An ihrer Sitzung vom 18. Oktober 2021 hat die Kommission einstimmig den Handlungsbedarf im Sexualstrafrecht anerkannt und sich formell für das Eintreten auf den Entwurf ausgesprochen. Sie hat ohne Gegenstimme beschlossen, auf den im Vorentwurf angedachten neuen Tatbestand des «Sexuellen Übergriffs» in Artikel 187a VEStGB zu verzichten und sich stattdessen für eine Kaskadenlösung in Artikel 189 und Artikel 190 entschieden. Mit 9 zu 4 Stimmen hat sie sich im Grundsatz dafür ausgesprochen, dass diese Kaskade davon ausgehen soll, dass der Tatbestand jeweils dann erfüllt ist, wenn die Täterschaft gegen den Willen des Opfers handelt (Ablehnungs-/ «Nein-heisst-Nein»-Lösung). Eine Minderheit unterstützt die Idee der Kaskade, beantragt jedoch, dass diese auf dem Grundprinzip der fehlenden Einwilligung des Opfers beruhen soll (Zustimmungs-/ «Nur-Ja-heisst-Ja»-Lösung). Die Kommission sprach sich überdies mit 7 zu 6 Stimmen dafür aus, dass die Verwaltung auch noch ein Konzept mit einer Mindestfreiheitsstrafe von mehr als zwei Jahren bei der Vergewaltigung (Art. 190 Abs. 2) ausarbeiten soll.

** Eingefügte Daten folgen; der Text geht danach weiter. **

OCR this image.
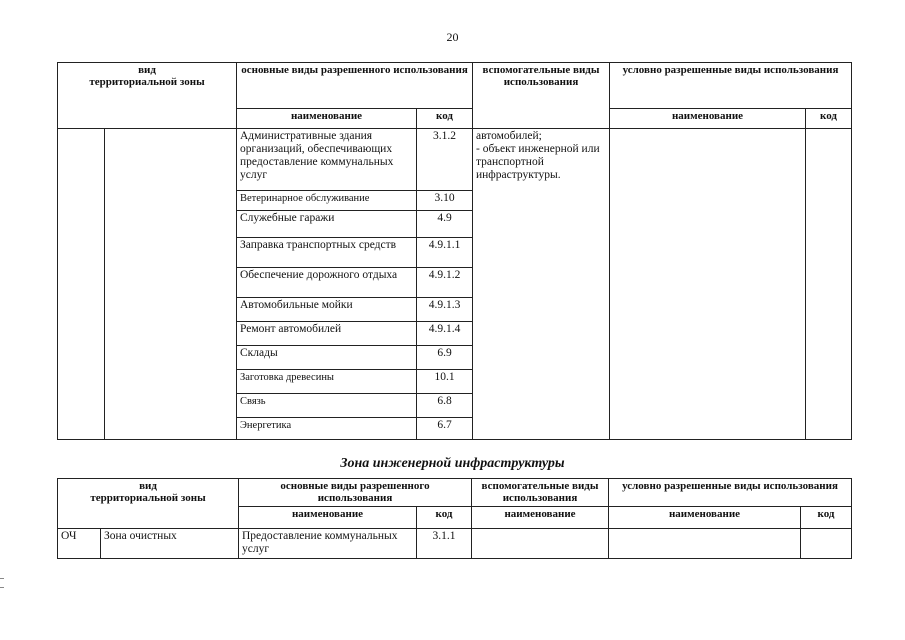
20
вид
территориальной зоны		основные виды разрешенного использования		вспомогательные виды использования	условно разрешенные виды использования	
		наименование	код		наименование	код
		Административные здания организаций, обеспечивающих предоставление коммунальных услуг	3.1.2	автомобилей;
- объект инженерной или транспортной инфраструктуры.		
		Ветеринарное обслуживание	3.10			
		Служебные гаражи	4.9			
		Заправка транспортных средств	4.9.1.1			
		Обеспечение дорожного отдыха	4.9.1.2			
		Автомобильные мойки	4.9.1.3			
		Ремонт автомобилей	4.9.1.4			
		Склады	6.9			
		Заготовка древесины	10.1			
		Связь	6.8			
		Энергетика	6.7			
Зона инженерной инфраструктуры
вид
территориальной зоны		основные виды разрешенного использования		вспомогательные виды использования	условно разрешенные виды использования	
		наименование	код	наименование	наименование	код
ОЧ	Зона очистных	Предоставление коммунальных услуг	3.1.1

An ihrer Sitzung vom 11. November 2021 fällte die Kommission weitere Grundsatzentscheide. Sie sprach sich mit 6 zu 5 Stimmen für die Einführung einer Mindeststrafe von einem Jahr Freiheitsstrafe bei bestimmten sexuellen Handlungen mit Kindern bei Opfern, die das 12. Altersjahr noch nicht erreicht haben, aus. Einstimmig verzichtete sie jedoch darauf, die im Vorentwurf vorgesehene Privilegierung von leichten Fällen in den Entwurf aufzunehmen. Eine Minderheit lehnt die Einführung einer Mindeststrafe jedoch ab und beantragt ihrem Rat, in Bezug auf die Strafandrohung beim geltenden Recht zu bleiben.

Die Kommission
entschied zudem ohne Gegenstimme bei einer Enthaltung, darauf zu verzichten, einen separaten Tatbestand für das Anbahnen von sexuellen Kontakten mit Kindern (das sogenannte «Grooming» im engeren Sinne) in den Entwurf aufzunehmen. Sie hat sich mit diesem Entscheid den kritischen Stimmen in der Vernehmlassung angeschlossen, die sich gegen eine Vorverlagerung der Strafbarkeit in den Bereich der Vorbereitungshandlungen ausgesprochen haben. Es wurde darauf hingewiesen, dass bereits heute der Versuch der sexuellen Handlungen mit Kindern (Art. 187) strafbar ist und bemängelt, dass es sich beim neuen Tatbestand eher um symbolische Gesetzgebung handle, mit der das Strafrecht in die Nähe eines Gesinnungsstrafrechts gerate.17 Schliesslich diskutierte die Kommission die Frage, ob der Entwurf gestützt auf Rückmeldungen aus der Vernehmlassung mit weiteren Tatbeständen ergänzt werden sollte.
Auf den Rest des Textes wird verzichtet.